代表的な夏かぜのひとつであるヘルパンギーナが見られ始めました。乳幼児(主に1〜5歳)の間で流行する夏かぜの一種で、エンテロウイルス属(コク サッキーウイルスA群、エコーウイルスなど)の感染で起こります。流行のピークは例年6月から7月頃です。突然の発熱で始まり、高熱(38〜40℃)が2〜3日間と喉(のど)の痛みが3〜5日間続きます。喉の奥の粘膜に小さい水庖がみられることが特徴です。なお、同じエンテロウイルス属による病気に手足口病があります。最初はヘルパンギーナのようにみえて、後に手足に発疹が現れて手足口病の診断に変わることもあります。対処法に変わりはありません。いずれも特効薬はなく、発熱や咽頭痛などに対する対症療法がメインです。
・溶連菌による咽頭炎を引き続き認めます。発熱、咽頭痛が主症状で、発疹や消化器症状(腹痛、嘔吐、下痢)を伴うことがあります。呼吸器症状(鼻汁、咳嗽)の合併は一般的に少ないと言われています。溶連菌に罹患すると、発熱から数週間(一般的に2〜4週)後に腎炎を合併することがあります。症状はむくみや活気不良、血尿です。血尿ですが、真っ赤な見た目になることは多くなく、コーラ色と称する茶褐色を呈します。見た目には分からないことがありますので、溶連菌感染後になんとなく元気がない、などの症状を認める際にはご来院ください。
・胃腸炎は流行というほどではありませんが、コンスタントに発生しています。嘔吐、下痢、腹痛が特徴で、時に発熱を伴います。強度の腹痛やぐったり感が強い場合は早めに受診してください。
・水痘(水ぼうそう)が散見されます。ワクチン接種済みの方は水疱が数える程度と少ないことが特徴です。これをブレークスルー水痘と呼びます。症状が分かりにくく見逃す恐れがありますので、気になる症状がある場合は電話連絡の上ご受診ください。

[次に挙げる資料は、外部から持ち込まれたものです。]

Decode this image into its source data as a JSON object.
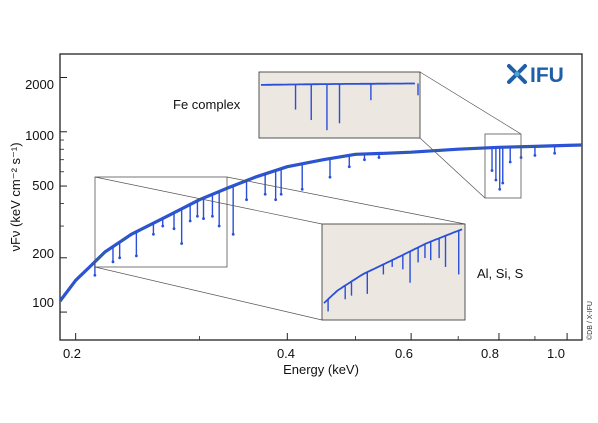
{
  "chart_data": {
    "type": "line",
    "x_scale": "log",
    "y_scale": "log",
    "xlabel": "Energy (keV)",
    "ylabel": "νFν (keV cm⁻² s⁻¹)",
    "xlim": [
      0.19,
      1.05
    ],
    "ylim": [
      70,
      2700
    ],
    "x_ticks": [
      {
        "value": 0.2,
        "label": "0.2"
      },
      {
        "value": 0.4,
        "label": "0.4"
      },
      {
        "value": 0.6,
        "label": "0.6"
      },
      {
        "value": 0.8,
        "label": "0.8"
      },
      {
        "value": 1.0,
        "label": "1.0"
      }
    ],
    "y_ticks": [
      {
        "value": 100,
        "label": "100"
      },
      {
        "value": 200,
        "label": "200"
      },
      {
        "value": 500,
        "label": "500"
      },
      {
        "value": 1000,
        "label": "1000"
      },
      {
        "value": 2000,
        "label": "2000"
      }
    ],
    "series": [
      {
        "color": "#2a4fd8",
        "continuum": [
          [
            0.19,
            115
          ],
          [
            0.2,
            150
          ],
          [
            0.21,
            180
          ],
          [
            0.22,
            215
          ],
          [
            0.24,
            270
          ],
          [
            0.27,
            340
          ],
          [
            0.3,
            420
          ],
          [
            0.33,
            490
          ],
          [
            0.36,
            560
          ],
          [
            0.4,
            640
          ],
          [
            0.45,
            700
          ],
          [
            0.5,
            750
          ],
          [
            0.55,
            760
          ],
          [
            0.6,
            770
          ],
          [
            0.7,
            800
          ],
          [
            0.8,
            820
          ],
          [
            0.9,
            830
          ],
          [
            1.0,
            840
          ],
          [
            1.05,
            845
          ]
        ],
        "absorption_lines": [
          [
            0.213,
            160
          ],
          [
            0.226,
            190
          ],
          [
            0.231,
            200
          ],
          [
            0.244,
            205
          ],
          [
            0.258,
            270
          ],
          [
            0.266,
            300
          ],
          [
            0.276,
            290
          ],
          [
            0.283,
            240
          ],
          [
            0.291,
            320
          ],
          [
            0.298,
            340
          ],
          [
            0.304,
            330
          ],
          [
            0.313,
            340
          ],
          [
            0.32,
            300
          ],
          [
            0.335,
            270
          ],
          [
            0.35,
            420
          ],
          [
            0.372,
            450
          ],
          [
            0.385,
            420
          ],
          [
            0.392,
            450
          ],
          [
            0.42,
            480
          ],
          [
            0.46,
            560
          ],
          [
            0.49,
            640
          ],
          [
            0.515,
            700
          ],
          [
            0.54,
            720
          ],
          [
            0.782,
            610
          ],
          [
            0.792,
            540
          ],
          [
            0.802,
            480
          ],
          [
            0.81,
            520
          ],
          [
            0.83,
            680
          ],
          [
            0.86,
            720
          ],
          [
            0.9,
            740
          ],
          [
            0.96,
            760
          ]
        ]
      }
    ],
    "annotations": [
      {
        "text": "Fe complex"
      },
      {
        "text": "Al, Si, S"
      }
    ],
    "grid": false,
    "legend": "none"
  },
  "logo": {
    "text": "IFU",
    "color": "#1f5fa8"
  },
  "credit": "©DB / X-IFU",
  "colors": {
    "inset_fill": "#ece7e1",
    "inset_border": "#444444",
    "data": "#2a4fd8",
    "points": "#3a7a5a"
  }
}
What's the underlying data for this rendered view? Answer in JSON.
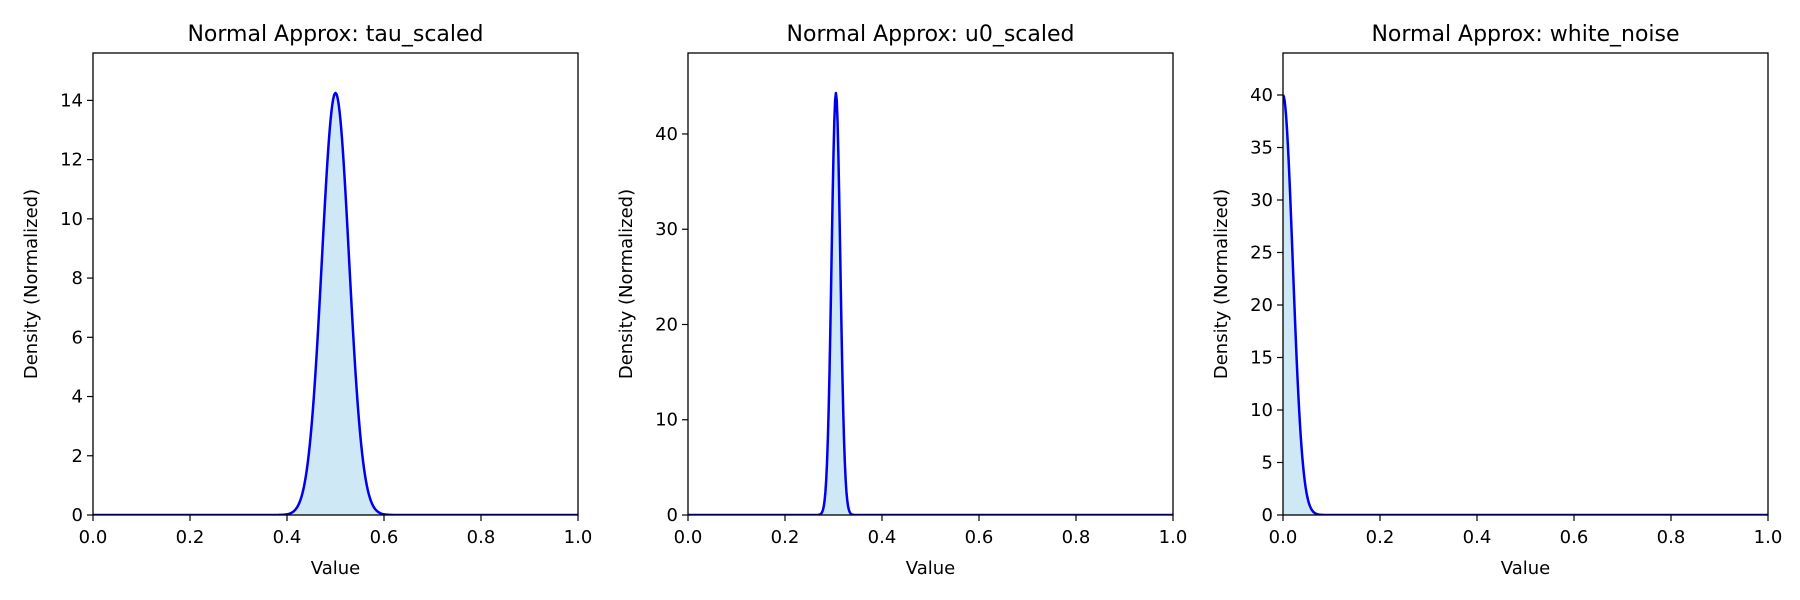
{
  "figure": {
    "background": "#ffffff"
  },
  "colors": {
    "line": "#0000ee",
    "fill": "#cfe8f5",
    "axes": "#000000"
  },
  "chart_data": [
    {
      "type": "area",
      "title": "Normal Approx: tau_scaled",
      "xlabel": "Value",
      "ylabel": "Density (Normalized)",
      "xlim": [
        0,
        1
      ],
      "ylim": [
        0,
        15.6
      ],
      "xticks": [
        0.0,
        0.2,
        0.4,
        0.6,
        0.8,
        1.0
      ],
      "xtick_labels": [
        "0.0",
        "0.2",
        "0.4",
        "0.6",
        "0.8",
        "1.0"
      ],
      "yticks": [
        0,
        2,
        4,
        6,
        8,
        10,
        12,
        14
      ],
      "ytick_labels": [
        "0",
        "2",
        "4",
        "6",
        "8",
        "10",
        "12",
        "14"
      ],
      "distribution": {
        "mean": 0.5,
        "std": 0.028,
        "peak": 14.25
      },
      "grid": false
    },
    {
      "type": "area",
      "title": "Normal Approx: u0_scaled",
      "xlabel": "Value",
      "ylabel": "Density (Normalized)",
      "xlim": [
        0,
        1
      ],
      "ylim": [
        0,
        48.5
      ],
      "xticks": [
        0.0,
        0.2,
        0.4,
        0.6,
        0.8,
        1.0
      ],
      "xtick_labels": [
        "0.0",
        "0.2",
        "0.4",
        "0.6",
        "0.8",
        "1.0"
      ],
      "yticks": [
        0,
        10,
        20,
        30,
        40
      ],
      "ytick_labels": [
        "0",
        "10",
        "20",
        "30",
        "40"
      ],
      "distribution": {
        "mean": 0.305,
        "std": 0.009,
        "peak": 44.3
      },
      "grid": false
    },
    {
      "type": "area",
      "title": "Normal Approx: white_noise",
      "xlabel": "Value",
      "ylabel": "Density (Normalized)",
      "xlim": [
        0,
        1
      ],
      "ylim": [
        0,
        44
      ],
      "xticks": [
        0.0,
        0.2,
        0.4,
        0.6,
        0.8,
        1.0
      ],
      "xtick_labels": [
        "0.0",
        "0.2",
        "0.4",
        "0.6",
        "0.8",
        "1.0"
      ],
      "yticks": [
        0,
        5,
        10,
        15,
        20,
        25,
        30,
        35,
        40
      ],
      "ytick_labels": [
        "0",
        "5",
        "10",
        "15",
        "20",
        "25",
        "30",
        "35",
        "40"
      ],
      "distribution": {
        "mean": 0.0,
        "std": 0.02,
        "peak": 40.0
      },
      "grid": false
    }
  ]
}
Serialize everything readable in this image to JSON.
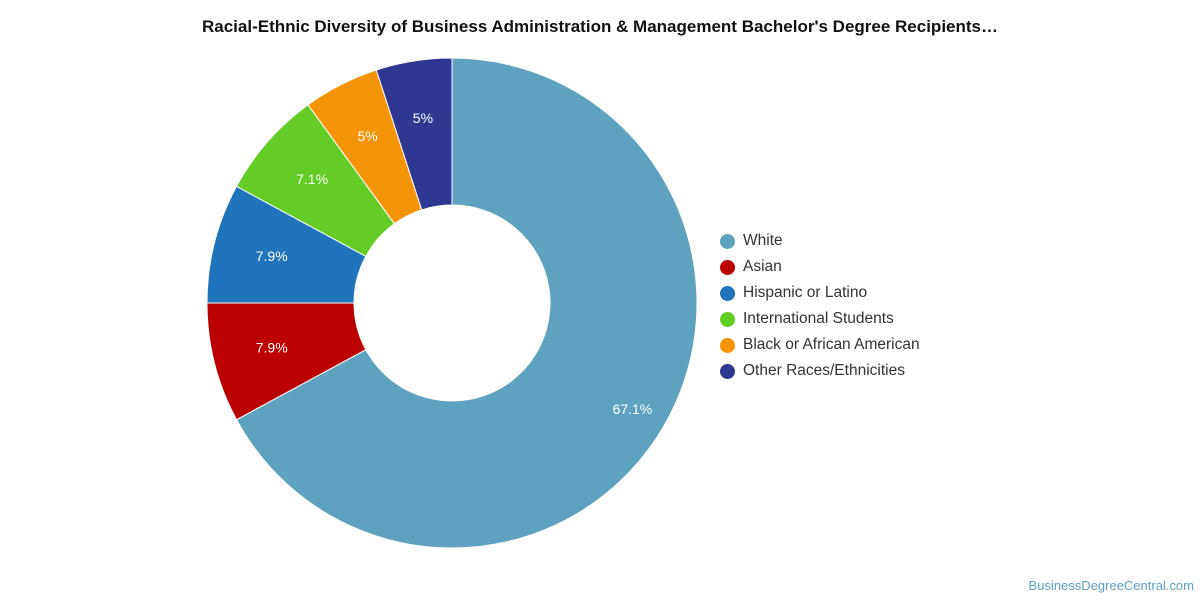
{
  "chart_data": {
    "type": "pie",
    "title": "Racial-Ethnic Diversity of Business Administration & Management Bachelor's Degree Recipients…",
    "categories": [
      "White",
      "Asian",
      "Hispanic or Latino",
      "International Students",
      "Black or African American",
      "Other Races/Ethnicities"
    ],
    "values": [
      67.1,
      7.9,
      7.9,
      7.1,
      5,
      5
    ],
    "value_labels": [
      "67.1%",
      "7.9%",
      "7.9%",
      "7.1%",
      "5%",
      "5%"
    ],
    "colors": [
      "#5fa2bf",
      "#bb0000",
      "#1f74bb",
      "#63cc25",
      "#f59406",
      "#2e3792"
    ],
    "donut": true,
    "legend_position": "right"
  },
  "watermark": "BusinessDegreeCentral.com"
}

・新型コロナウイルス・インフルエンザの流行はありません。当院での6月の感染者数はゼロでした。次の流行に備えてください。インフルエンザの発症・重症化どちらの予防にも有効なのはワクチンのみです。接種時期が決まりましたらお知らせでお伝えいたします。
・おたふくかぜ・伝染性紅斑(リンゴ病)の流行はありません。